1. Agile working. A means of working in an iterative way that allows for changing requirements throughout the project management lifecycle.

 

2. Backlog. Work that has been prioritised but still needs to be completed.

 

3. Cadence. The duration of a specific release cycle or sprint. It’s the rhythm of an Agile team’s development cycle and it helps keep the repetitive tasks going smoothly so that the developers are able to manage the variable parts of the solution development effectively.

 

4. Kanban framework. Scrum and lean ways of working are the most popular agile methods, but you can also use Kanban if you need total flexibility – for example, you need to add ‘stories’ (or tasks) on the go, in the middle of sprints. Kanban is also useful if you want to deliver your project at any time, you need an easily understandable working system, or your team isn’t comfortable with big changes to their style of working.

 

5. Lean working. A method of working that places a focus on ‘eliminating waste’, or steering clear of any requirement or enhancement that does not add any real value to the project’s goal.

 

6. Mad Sad Glad. An Agile method that promotes an Agile team’s health and well-being by creating and encouraging a positive work environment. This retrospective process allows team members to think about how they feel, understand their concerns or questions, and foster better emotional health.

 

7. Planning Poker. During a planning session, team members may be assigned Fibonacci cards. The scrum master will call out tasks and requirements, and team members will lay down a card corresponding to their personal perception of a task’s priority/difficulty.

 

This gamified approach to prioritisation is known as planning poker. It can lead to tasks being prioritised for a sprint in a way that enables the producers to have an informed say on what they can and should deliver to help a project progress smoothly.

 

8. Scrum. An agile methodology whereby the team has a planning meeting at the start of a sprint. Following the planning meeting, the team will hold a daily scrum. This is a short daily meeting held each morning (lasting no longer than 15 minutes, often held standing up so that everyone remains at peak focus).

 

Scrum meetings are attended by the project manager and ScrumMaster.

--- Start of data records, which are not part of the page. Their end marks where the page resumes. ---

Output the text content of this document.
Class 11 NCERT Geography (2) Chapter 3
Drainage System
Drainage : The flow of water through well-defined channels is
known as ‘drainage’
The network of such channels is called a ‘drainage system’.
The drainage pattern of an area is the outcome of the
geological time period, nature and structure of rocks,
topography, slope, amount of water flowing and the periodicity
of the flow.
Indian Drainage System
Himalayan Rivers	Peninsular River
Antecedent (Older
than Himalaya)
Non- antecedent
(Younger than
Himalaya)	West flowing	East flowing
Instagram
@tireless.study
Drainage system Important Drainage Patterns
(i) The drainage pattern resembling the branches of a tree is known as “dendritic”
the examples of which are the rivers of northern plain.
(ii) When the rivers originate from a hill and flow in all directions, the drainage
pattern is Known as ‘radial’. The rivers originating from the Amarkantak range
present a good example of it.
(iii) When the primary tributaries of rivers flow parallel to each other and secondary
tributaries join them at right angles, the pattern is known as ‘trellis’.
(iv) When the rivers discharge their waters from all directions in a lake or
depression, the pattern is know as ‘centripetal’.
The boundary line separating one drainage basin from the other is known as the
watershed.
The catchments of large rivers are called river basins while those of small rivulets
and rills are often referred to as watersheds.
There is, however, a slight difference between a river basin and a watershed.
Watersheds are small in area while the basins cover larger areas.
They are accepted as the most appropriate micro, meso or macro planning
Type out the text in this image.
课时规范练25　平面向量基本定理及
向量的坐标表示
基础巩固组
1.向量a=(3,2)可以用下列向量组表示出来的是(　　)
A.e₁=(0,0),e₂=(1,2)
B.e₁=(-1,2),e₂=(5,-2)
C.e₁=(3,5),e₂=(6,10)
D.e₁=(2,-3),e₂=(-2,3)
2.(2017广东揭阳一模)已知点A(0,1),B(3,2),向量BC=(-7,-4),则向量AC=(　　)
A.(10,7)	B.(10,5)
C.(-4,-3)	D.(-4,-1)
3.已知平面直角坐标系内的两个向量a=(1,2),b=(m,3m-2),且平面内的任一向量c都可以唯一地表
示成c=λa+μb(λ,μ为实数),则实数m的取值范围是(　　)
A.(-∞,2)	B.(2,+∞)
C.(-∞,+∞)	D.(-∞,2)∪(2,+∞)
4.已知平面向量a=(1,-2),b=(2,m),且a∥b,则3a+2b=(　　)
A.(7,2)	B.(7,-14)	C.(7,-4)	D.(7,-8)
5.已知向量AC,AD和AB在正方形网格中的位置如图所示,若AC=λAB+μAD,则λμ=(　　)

Team members share what they worked on the day before, what they’ll work on today, and any impediments to their success.

 

Scrum methodology is often accompanied by a product backlog which lists out all the requirements that remain to be added to the project. Items in the product backlog can be given priorities and updated so that the team always knows what it most needs to work on.

 

9. Sprint. agile work periods are divided into sprints. These are short periods of delivery by which the team aims to complete the tasks they have set themselves for that sprint. A sprint might, for example, last for a working week. A long project will be comprised of many sprints. Each sprint is preceded by a planning meeting and features daily scrum meetings.

 

10. Stories. Requirements are written as ‘stories’ that are amassed in a prioritised list called the backlog.